Under Suspicion is a remake of French director Claude Miller's 1981 Garde à Vue, which won Cesar Awards for Best Actor, Supporting Actor, Editing, and Adapted Screenplay; it, in turn, was based on John Wainwright's novel Brainwashed. The original film has apparently never been available on video, so direct comparison is impossible; but it appears that Miller and his collaborators made significant changes from the book, and that screenwriters W. Peter Iliff and Tom Provost have, outside of a few updated references to the Internet, cleaved fairly closely to the French version. The movie even feels like a French film: Hackman looks as though he drifted in from some French thriller; he may not physically resemble predecessor Michel Serrault, but, watching him, one can--in the spirit of the story--reconstruct a likely vision of Serrault's performance in one's mind.

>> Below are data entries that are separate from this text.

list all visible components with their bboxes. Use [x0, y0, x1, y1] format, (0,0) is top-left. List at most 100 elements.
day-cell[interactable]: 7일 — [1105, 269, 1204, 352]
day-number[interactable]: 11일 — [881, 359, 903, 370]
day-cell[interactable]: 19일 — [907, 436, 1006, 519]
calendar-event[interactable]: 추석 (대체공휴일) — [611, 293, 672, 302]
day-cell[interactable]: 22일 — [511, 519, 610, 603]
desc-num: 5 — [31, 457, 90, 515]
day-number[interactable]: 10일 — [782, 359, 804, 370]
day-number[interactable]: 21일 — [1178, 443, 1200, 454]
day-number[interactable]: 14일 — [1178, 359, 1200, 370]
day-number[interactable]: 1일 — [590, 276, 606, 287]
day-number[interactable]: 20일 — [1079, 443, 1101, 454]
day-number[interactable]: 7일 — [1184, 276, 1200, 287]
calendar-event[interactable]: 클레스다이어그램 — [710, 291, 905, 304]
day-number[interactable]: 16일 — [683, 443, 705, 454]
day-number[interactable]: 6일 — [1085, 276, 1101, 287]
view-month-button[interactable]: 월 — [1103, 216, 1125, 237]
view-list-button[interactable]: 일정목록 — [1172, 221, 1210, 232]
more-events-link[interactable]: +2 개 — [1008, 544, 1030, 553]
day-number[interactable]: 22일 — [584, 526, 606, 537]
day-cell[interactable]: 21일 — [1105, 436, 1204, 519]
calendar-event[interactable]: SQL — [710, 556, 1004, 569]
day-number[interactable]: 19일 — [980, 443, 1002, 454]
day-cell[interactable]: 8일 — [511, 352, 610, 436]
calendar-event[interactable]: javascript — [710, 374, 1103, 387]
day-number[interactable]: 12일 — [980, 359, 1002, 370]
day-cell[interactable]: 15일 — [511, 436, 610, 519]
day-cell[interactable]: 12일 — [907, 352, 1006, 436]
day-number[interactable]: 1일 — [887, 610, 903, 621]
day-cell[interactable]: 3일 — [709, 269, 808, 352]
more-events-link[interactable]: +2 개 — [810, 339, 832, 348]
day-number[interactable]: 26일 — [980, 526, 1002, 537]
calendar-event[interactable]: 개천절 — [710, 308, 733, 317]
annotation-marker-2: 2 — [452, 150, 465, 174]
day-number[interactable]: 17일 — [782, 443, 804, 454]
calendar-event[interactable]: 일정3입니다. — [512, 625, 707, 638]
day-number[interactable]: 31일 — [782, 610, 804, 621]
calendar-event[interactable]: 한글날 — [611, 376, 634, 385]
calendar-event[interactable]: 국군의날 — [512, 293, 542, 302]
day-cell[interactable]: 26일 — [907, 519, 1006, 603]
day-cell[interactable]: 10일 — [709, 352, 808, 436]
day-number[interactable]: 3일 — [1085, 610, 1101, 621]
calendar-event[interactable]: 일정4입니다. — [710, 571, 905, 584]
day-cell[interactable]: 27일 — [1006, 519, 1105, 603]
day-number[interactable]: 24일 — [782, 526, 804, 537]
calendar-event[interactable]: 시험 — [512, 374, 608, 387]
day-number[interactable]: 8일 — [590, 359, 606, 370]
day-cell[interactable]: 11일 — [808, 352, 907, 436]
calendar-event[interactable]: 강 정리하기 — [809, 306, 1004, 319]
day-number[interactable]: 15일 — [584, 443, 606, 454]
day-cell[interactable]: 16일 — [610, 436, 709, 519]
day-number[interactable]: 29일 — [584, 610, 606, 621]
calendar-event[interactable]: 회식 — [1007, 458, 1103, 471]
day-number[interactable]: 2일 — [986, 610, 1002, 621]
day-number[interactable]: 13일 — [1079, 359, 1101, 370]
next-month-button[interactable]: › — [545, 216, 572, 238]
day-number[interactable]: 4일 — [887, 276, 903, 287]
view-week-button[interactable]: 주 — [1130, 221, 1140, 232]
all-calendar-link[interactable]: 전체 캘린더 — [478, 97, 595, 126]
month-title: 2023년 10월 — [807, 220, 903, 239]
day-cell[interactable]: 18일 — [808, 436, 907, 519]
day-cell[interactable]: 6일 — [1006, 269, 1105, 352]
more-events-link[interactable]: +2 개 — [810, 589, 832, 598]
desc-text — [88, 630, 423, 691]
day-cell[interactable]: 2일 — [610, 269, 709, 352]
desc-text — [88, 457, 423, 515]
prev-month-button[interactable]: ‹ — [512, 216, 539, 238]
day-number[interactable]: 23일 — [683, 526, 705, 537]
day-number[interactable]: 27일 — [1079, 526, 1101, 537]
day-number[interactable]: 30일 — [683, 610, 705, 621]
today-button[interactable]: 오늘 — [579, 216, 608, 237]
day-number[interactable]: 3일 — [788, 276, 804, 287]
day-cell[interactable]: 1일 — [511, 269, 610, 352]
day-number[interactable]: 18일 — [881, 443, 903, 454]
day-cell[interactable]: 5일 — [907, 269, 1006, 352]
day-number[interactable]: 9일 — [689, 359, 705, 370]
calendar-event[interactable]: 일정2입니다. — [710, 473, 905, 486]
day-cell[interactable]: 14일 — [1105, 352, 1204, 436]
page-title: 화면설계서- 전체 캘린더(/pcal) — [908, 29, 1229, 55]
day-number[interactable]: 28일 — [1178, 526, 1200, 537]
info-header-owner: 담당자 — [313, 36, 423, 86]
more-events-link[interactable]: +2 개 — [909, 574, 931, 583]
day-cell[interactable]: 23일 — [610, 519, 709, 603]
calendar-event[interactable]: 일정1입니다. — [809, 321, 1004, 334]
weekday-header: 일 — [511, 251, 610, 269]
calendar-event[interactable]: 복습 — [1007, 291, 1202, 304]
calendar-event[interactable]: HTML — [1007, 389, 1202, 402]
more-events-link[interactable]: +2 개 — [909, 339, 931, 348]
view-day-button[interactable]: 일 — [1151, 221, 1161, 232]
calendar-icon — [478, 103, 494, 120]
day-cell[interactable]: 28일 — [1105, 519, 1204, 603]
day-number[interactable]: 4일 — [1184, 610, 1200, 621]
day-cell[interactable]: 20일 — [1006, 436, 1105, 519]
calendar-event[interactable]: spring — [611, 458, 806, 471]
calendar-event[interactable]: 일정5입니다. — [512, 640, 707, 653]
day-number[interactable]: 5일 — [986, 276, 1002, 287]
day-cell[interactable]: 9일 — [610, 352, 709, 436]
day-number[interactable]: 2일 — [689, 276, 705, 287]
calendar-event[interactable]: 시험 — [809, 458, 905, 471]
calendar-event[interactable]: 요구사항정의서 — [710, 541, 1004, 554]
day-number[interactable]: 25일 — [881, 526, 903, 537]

As the wife, Bellucci has the same sort of supernatural glow as Romy Schneider, who originated the part. Making the leap from Morgan Freeman to Lino Ventura is, for obvious ethnic reasons, a little tougher. But it's fun to imagine how different--yet probably equally effective--the film might have been with Freeman and Hackman exchanging roles.

Still, Suspicion works primarily because of--big surprise--their performances. After all, this is Gene Hackman and Morgan Freeman squaring off in a room for two hours. What more do you need?

All of this makes Under Suspicion sound absolutely great, and, up till near the very end, it is. It is difficult to describe the misstep that so deeply mars the film as a whole without spoiling plot elements that should be kept under wraps. Suffice it to say that in the original book, author Wainwright is extremely explicit about why the central characters behave as they do; this is, in fact, the entire point of the book. In Hopkins' version, we are presented with hints toward an alternative explanation--an explanation that is more clever in terms of plot but far poorer in terms of theme. This is not an admirable ambiguity; it feels more like sloppy storytelling. Instead of leaving the theater going, "Aha! So that's what was going on!" we leave thinking "Huh? Is that what was going on? If so, what was all that other stuff about?" The murkiness is so irritating that it almost undoes the rest of an otherwise excellent movie.